Nachdem Jakob und ich uns über eine Stunde tief, hoch, langsam, schnell, in Achten, Kreisen, Kurven und geradeaus zwischen den Gipfeln von Blomberg, Rabenkopf und Jochberg ausgetobt hatten, nutzten wir die restliche Höhe, um exakte Kreise mit unterschiedlichen, genau vorgegebenen Geschwindigkeiten zu fliegen. So konnten wir genaue Daten zur händischen Überprüfung der automatischen Staudruck-Korrektur aufzeichnen. anemoi findet nämlich durch das Verschmelzen aller verfügbaren Mess-Quellen von selbst heraus, welchen ständigen Fehlern (z.B. Skalierung oder Offset) die Sensoren unterliegen. So werden die Messungen bereits vor ihrer Verwendung korrigiert, und mithilfe der Ergebnisse wird das Wissen über diese Fehler ständig weiter verbessert. Das passiert so oft und so lange, bis die Fehler so klein sind, dass sie das Endergebnis (also den künstlichen Horizont und den Windvektor) nicht mehr verfälschen. Der Algorithmus gilt dann als „konvergiert“. Auch wenn diese mathematische Konvergenz in allen Simulationen und Drohnenflügen so weit verfeinert wurde, dass sie bisher einwandfrei funktioniert hatte, wollte ich dennoch ganz sicher gehen und die Daten „im richtigen Leben“ erstmal von Hand auf Plausibilität prüfen. Und das geht eben, wenn Wind im Spiel ist, am besten durch Kreisflüge mit konstanter Fahrt.

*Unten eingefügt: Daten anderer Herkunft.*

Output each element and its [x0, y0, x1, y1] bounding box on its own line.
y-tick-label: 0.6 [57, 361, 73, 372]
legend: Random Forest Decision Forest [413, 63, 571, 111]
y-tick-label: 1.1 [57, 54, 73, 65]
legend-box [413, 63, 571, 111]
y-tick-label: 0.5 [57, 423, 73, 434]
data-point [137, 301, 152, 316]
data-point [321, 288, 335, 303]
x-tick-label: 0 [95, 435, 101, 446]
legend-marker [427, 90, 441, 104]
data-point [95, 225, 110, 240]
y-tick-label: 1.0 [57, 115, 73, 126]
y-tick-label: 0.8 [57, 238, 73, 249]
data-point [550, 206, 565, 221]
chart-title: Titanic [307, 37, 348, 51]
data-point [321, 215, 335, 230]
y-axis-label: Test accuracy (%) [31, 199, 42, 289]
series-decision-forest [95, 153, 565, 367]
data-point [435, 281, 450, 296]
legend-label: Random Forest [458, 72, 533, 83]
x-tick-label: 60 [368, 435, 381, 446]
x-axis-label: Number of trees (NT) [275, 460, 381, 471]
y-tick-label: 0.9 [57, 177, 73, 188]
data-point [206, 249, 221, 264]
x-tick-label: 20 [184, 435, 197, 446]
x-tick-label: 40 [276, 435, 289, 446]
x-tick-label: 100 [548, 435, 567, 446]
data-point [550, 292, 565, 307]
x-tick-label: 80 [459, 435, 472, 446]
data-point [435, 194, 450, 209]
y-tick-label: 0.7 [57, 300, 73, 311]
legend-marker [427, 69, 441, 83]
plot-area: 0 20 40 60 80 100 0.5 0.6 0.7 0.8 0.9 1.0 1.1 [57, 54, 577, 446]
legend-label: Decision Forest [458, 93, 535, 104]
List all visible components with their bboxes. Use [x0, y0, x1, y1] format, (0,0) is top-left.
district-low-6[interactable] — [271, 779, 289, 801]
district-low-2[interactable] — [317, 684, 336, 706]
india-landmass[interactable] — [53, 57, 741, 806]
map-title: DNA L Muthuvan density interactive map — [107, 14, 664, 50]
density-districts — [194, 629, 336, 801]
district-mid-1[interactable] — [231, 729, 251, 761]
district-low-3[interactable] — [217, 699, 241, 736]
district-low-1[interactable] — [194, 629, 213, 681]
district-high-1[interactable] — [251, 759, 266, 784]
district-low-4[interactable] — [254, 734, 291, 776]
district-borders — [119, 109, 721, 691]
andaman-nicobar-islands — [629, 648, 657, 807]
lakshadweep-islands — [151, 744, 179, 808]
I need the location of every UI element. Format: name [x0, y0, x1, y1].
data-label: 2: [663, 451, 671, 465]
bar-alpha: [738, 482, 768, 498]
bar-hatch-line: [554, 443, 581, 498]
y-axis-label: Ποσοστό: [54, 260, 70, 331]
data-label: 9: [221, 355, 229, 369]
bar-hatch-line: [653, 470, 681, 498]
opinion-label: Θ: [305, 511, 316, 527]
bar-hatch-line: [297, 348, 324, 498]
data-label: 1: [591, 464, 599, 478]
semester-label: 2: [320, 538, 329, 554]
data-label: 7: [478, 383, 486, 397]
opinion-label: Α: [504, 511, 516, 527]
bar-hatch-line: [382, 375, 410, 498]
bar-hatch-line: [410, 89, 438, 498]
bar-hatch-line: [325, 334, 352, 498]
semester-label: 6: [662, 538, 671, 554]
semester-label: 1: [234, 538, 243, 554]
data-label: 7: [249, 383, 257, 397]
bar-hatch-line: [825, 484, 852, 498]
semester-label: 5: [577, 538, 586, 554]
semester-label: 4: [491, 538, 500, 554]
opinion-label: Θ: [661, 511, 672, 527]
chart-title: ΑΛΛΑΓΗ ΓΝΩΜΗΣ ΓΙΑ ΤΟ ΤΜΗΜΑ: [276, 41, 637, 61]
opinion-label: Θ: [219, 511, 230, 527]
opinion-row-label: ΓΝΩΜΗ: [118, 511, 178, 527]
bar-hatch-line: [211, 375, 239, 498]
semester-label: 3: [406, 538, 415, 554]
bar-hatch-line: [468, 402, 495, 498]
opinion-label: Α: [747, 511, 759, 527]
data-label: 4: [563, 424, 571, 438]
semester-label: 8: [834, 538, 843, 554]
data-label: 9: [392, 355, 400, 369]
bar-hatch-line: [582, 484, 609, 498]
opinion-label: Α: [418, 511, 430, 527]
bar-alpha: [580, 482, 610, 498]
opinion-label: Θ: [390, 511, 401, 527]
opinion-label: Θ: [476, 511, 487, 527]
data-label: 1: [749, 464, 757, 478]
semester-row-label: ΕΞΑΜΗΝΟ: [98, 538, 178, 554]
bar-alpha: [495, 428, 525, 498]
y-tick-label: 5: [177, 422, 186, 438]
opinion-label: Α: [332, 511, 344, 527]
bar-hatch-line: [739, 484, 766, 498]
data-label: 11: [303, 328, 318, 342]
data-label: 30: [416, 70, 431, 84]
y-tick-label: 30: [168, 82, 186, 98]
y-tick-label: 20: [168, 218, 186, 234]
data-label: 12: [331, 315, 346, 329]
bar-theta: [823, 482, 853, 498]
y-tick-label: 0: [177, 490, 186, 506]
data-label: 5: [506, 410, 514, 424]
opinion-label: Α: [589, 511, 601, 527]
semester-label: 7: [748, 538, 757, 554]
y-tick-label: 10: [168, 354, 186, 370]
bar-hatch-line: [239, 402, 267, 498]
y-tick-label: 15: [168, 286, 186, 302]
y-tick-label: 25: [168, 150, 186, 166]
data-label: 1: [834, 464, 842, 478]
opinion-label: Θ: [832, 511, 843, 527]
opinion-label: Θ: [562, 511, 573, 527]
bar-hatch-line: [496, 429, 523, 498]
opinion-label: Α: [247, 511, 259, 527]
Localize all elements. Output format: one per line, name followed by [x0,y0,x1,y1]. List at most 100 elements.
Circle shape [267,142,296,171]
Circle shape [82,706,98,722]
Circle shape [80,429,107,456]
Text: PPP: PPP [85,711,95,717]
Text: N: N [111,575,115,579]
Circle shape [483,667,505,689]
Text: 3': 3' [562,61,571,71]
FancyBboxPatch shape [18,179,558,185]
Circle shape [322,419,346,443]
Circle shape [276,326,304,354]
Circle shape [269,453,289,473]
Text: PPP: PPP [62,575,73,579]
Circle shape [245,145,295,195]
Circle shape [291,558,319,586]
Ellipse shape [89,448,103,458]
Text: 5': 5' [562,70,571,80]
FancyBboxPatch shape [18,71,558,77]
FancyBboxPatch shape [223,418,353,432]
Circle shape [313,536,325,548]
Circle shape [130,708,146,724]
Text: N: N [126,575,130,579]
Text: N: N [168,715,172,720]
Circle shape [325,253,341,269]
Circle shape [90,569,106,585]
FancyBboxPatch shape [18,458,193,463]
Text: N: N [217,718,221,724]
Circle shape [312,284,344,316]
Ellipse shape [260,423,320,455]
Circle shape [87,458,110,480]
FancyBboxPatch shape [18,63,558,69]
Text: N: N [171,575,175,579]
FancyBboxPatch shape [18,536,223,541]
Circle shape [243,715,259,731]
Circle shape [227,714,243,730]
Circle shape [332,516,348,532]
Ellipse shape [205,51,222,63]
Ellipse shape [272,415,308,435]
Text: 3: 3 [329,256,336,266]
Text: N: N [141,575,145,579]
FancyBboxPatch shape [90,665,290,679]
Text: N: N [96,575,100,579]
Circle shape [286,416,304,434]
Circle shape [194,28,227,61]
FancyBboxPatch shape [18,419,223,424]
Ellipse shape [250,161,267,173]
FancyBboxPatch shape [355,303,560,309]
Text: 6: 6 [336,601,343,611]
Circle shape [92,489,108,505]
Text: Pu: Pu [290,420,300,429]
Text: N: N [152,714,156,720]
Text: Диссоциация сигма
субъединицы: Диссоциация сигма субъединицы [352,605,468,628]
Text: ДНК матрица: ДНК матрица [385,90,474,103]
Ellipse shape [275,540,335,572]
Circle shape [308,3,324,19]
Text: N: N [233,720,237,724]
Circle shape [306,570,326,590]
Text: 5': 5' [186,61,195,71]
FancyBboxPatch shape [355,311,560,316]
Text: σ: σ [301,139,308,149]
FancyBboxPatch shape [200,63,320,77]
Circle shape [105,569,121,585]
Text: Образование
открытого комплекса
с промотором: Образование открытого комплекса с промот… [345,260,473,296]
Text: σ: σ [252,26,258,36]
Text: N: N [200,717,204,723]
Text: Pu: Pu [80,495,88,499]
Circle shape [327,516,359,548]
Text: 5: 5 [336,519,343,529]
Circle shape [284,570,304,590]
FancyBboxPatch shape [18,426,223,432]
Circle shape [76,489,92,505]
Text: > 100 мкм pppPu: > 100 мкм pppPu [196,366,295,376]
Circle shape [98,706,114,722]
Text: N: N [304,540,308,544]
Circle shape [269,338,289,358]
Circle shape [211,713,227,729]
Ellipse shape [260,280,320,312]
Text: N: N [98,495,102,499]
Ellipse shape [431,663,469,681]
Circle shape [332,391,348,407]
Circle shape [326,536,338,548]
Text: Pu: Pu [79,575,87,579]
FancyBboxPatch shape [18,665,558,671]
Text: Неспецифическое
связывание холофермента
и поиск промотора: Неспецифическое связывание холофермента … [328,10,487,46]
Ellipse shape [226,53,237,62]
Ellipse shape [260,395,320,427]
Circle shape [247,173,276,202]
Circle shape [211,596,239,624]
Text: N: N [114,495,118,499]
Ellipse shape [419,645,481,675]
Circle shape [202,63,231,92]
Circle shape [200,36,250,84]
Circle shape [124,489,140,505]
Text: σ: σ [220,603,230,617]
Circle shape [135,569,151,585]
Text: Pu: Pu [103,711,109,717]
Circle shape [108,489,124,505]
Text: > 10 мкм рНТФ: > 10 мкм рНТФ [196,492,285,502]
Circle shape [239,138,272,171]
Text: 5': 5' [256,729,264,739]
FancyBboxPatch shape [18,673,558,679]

Als wir endlich die Schräglage reduzierten und den Arcus aus 200 km/h in Richtung der Platzrunde ausschießen ließen, hatte ich ein sehr gutes Gefühl. Nach der Landung speicherte ich die Daten und wusste, dass ich in den nächsten Nächten mehr als genug zu tun haben würde.
Beim zweiten und vorerst letzten Testflug ging es noch darum, die Eigenschaften des Geräts in einer besonderen Fluglage zu testen – dem Windenstart. Es war schon fast dunkel, als ich abends in der Halle das Instrument wieder ausbaute und wie einen Schatz vorsichtig zurück in die Kiste legte.
Fünf Stunden später – es war bereits nach Mitternacht – hatte ich alle aufgezeichneten Daten nochmals von Hand auf Plausibilität und Korrektheit geprüft. Die genaue Analyse wird noch Stoff für die nächste Woche sein, aber eines kann ich schon sagen: Es funktioniert tatsächlich – ohne böse Überraschungen und ohne offensichtliche Fehler in den Ergebnissen.